Picollo is probably right that the big league coaching needed a big improvement. However, Picollo is also playing with fire here, because the Royals minor league pitching development in 2022 was nothing short of a disaster. Asa Lacy, Alec Marsh, Frank Mozicato, Jonathan Bowlan, Angel Zerpa, Ben Hernandez, Ben Kudrna—not a single one of the Royals’ top pitching prospects established themselves or took a meaningful step forward in 2022, and the Royals’ utter lack of pitching prospects spurred the team to focus on acquiring pitchers at last year’s trade deadline. And yet, not any of those players were affected by the big league coaching staff.
For those who are concerned that the new baseball operations regime isn’t different enough from the last one in terms of baseball philosophy, you can put that to bed. Between the public statements of Picollo and owner John Sherman as well as my own conversations with the front office, I’m convinced that the way the Royals will operate now is in many ways a night and day difference from how it did under Moore.

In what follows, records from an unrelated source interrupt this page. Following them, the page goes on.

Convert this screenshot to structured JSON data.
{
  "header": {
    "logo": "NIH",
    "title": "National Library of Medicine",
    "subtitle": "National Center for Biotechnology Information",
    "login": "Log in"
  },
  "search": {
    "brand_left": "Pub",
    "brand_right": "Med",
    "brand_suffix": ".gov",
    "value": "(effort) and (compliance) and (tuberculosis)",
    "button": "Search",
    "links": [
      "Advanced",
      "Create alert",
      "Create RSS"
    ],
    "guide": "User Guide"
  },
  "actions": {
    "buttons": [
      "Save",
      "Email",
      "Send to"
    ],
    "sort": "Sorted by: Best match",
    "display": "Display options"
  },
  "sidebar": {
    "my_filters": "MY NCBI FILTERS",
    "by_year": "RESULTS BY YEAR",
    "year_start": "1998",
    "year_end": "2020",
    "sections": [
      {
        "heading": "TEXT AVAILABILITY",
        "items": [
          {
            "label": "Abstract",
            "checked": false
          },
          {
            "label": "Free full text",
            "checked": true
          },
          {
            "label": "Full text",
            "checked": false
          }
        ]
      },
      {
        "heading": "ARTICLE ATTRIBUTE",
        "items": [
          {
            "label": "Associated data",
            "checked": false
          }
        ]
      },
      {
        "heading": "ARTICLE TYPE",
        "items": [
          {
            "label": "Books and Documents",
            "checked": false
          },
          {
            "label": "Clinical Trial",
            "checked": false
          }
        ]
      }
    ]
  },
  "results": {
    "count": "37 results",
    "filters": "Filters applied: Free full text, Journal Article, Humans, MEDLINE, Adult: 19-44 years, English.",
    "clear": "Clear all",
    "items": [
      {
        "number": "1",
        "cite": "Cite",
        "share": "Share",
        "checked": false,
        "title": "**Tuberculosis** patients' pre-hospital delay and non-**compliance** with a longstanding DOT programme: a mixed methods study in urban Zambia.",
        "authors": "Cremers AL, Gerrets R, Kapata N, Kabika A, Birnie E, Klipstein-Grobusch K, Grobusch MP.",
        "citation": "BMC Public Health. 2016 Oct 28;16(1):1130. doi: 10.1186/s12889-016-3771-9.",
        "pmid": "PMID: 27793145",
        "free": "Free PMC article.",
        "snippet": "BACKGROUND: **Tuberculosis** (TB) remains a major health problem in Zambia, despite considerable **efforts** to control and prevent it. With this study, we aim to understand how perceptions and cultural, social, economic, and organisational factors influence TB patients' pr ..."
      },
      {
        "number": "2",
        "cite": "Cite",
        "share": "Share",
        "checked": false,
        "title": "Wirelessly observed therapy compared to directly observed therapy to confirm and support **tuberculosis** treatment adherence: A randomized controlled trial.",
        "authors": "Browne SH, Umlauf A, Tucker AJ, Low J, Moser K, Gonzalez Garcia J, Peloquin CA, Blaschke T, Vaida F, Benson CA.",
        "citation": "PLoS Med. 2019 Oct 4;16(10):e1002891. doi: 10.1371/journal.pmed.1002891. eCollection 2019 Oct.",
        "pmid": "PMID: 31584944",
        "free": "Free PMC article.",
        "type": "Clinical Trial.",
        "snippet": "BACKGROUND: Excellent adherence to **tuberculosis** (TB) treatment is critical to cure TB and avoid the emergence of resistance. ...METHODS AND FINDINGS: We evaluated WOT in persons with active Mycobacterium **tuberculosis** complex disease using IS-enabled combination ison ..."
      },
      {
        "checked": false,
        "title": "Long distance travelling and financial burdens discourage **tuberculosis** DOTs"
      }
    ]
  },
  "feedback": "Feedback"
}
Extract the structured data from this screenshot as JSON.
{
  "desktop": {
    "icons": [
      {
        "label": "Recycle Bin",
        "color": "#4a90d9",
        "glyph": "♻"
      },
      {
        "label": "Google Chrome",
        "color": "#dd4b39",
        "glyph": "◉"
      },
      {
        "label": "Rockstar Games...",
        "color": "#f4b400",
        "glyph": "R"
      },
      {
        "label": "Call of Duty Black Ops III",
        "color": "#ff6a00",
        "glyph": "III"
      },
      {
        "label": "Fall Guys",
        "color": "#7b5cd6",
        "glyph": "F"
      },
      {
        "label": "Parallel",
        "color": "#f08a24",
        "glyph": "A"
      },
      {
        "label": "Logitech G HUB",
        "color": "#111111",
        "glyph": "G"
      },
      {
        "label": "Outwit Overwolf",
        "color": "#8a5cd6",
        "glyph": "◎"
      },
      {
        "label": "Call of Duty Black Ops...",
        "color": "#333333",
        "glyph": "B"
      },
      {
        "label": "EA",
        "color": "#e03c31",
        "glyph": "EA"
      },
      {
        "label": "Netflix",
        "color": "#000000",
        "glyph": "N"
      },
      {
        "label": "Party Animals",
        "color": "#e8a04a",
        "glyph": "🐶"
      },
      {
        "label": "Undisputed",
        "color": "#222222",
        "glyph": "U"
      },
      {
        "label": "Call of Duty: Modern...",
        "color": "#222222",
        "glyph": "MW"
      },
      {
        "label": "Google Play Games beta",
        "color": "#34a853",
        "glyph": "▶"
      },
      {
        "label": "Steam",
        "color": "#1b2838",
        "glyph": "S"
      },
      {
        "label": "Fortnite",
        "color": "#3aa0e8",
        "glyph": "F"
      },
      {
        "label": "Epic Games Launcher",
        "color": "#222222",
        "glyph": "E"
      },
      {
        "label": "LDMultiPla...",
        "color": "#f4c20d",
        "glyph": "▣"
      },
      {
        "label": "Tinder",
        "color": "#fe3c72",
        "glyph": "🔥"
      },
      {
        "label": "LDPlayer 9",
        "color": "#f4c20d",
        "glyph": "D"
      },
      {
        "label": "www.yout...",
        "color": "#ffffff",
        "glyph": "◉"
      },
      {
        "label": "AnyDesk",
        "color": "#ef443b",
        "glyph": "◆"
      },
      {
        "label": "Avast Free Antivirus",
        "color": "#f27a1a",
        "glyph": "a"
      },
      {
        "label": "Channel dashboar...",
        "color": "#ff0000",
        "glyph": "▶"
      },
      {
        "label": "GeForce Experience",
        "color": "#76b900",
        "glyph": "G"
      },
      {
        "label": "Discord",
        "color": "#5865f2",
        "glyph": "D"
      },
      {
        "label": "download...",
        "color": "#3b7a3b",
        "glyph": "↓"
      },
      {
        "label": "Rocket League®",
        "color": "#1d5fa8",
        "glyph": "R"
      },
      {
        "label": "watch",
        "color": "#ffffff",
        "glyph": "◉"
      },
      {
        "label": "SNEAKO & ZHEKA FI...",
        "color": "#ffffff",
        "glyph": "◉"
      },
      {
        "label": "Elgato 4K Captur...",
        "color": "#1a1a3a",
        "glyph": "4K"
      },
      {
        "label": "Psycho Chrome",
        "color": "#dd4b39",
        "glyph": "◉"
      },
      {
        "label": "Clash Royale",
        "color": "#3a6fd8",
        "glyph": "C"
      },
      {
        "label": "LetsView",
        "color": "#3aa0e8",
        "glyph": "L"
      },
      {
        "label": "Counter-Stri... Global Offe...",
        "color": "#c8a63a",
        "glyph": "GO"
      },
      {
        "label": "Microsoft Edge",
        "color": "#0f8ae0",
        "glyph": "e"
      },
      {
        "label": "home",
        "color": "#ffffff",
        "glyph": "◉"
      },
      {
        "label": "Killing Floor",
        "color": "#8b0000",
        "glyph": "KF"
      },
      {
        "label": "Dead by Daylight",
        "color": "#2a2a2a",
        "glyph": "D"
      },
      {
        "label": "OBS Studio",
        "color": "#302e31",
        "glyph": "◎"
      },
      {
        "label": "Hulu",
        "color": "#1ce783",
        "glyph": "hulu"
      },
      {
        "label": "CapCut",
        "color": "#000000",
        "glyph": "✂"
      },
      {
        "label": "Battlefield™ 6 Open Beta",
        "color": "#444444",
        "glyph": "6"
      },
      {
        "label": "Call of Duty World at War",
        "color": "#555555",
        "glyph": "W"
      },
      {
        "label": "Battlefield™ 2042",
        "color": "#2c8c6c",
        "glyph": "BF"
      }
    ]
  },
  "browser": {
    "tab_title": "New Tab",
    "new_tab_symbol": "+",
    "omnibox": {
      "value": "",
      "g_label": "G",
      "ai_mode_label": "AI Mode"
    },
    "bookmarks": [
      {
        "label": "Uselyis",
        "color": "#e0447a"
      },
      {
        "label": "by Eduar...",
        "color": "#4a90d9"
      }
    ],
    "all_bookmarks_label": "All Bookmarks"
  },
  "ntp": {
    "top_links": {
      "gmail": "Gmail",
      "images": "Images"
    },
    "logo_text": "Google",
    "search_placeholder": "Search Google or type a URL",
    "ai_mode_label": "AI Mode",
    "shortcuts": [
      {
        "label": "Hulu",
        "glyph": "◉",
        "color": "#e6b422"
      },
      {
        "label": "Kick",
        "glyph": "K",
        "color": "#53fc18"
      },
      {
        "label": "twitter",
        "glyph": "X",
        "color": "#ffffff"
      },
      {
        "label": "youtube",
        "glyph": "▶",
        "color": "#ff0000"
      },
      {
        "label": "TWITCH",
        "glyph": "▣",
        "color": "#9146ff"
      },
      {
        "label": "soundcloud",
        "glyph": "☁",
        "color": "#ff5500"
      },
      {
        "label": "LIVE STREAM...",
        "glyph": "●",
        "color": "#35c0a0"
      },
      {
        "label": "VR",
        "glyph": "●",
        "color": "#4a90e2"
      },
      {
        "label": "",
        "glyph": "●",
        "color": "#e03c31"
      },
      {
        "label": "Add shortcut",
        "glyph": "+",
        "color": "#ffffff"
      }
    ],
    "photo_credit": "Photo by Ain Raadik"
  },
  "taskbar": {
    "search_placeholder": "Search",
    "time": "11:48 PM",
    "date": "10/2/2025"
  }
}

Where I am not necessarily convinced is that the coaching staff is the only problem in the Royals’ pitching development pipeline. We will see what a full year with the Picollo & Sherman baseball operations vision can yield, as changing the heading of an organization as large and as public as the Royals takes time. I just hope that, if it does turn out other changes need to be made, the Royals have the feedback loop calibrated well enough that they figure it out in a reasonable amount of time.